Angiostatin induces intracellular acidosis and anoikis in endothelial cells at a tumor-like low pH.

Angiostatin inhibits angiogenesis by binding to endothelial cells (ECs) lining the vasculature of growing tumors. These cells are in a dynamic state during angiogenesis and are thus not firmly attached to the extracellular matrix. This makes them more vulnerable to anoikis, a process resulting in cell death initiated by or promoted by loss of attachment. Another potential source of EC vulnerability during tumor angiogenesis is that tumor extracellular pH is typically lower than in normal tissues.

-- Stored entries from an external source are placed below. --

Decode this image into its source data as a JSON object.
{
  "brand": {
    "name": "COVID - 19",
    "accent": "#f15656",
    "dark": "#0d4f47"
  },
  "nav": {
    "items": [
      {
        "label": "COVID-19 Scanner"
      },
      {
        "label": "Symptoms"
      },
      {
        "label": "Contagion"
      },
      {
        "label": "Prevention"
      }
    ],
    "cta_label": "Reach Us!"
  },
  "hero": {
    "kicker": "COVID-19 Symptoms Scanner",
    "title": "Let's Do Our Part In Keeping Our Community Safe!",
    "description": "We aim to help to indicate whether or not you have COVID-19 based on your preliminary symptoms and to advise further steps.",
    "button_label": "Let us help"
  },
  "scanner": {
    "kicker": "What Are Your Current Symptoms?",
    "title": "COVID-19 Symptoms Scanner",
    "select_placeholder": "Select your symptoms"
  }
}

This presents an additional challenge to ECs in terms of maintaining ionic homeostasis. We report here that the lethality of angiostatin is significantly enhanced both by reduced matrix attachment during exposure and lowered extracellular pH (pH(e)). Another effect of angiostatin at reduced pH(e) is a decreased intracellular pH (pH(i)). These effects were observed in three model systems: aortic ring sprouts, ECs during tube formation, and ECs in a scratch/migration assay. In these three dynamic assays, angiostatin-induced cell death and intracellular acidification were clearly seen when pH(e) was reduced to 6.7. The intracellular acidification was far greater than that induced by pH(e) reduction alone. In contrast, the effect of angiostatin on pH(i) and on viability were not observed in a subconfluent monolayer in which the cells were allowed to attach to substrate for 48 h prior to exposure to angiostatin. These data suggest that low pH(e) and reduced adhesion to matrix play a role in the specificity of angiostatin for tumor neovasculature in contrast to wound healing and other normal angiogenic processes. The results also implicate roles for both pH(e) and pH(i) regulation in the mechanism of angiostatin action.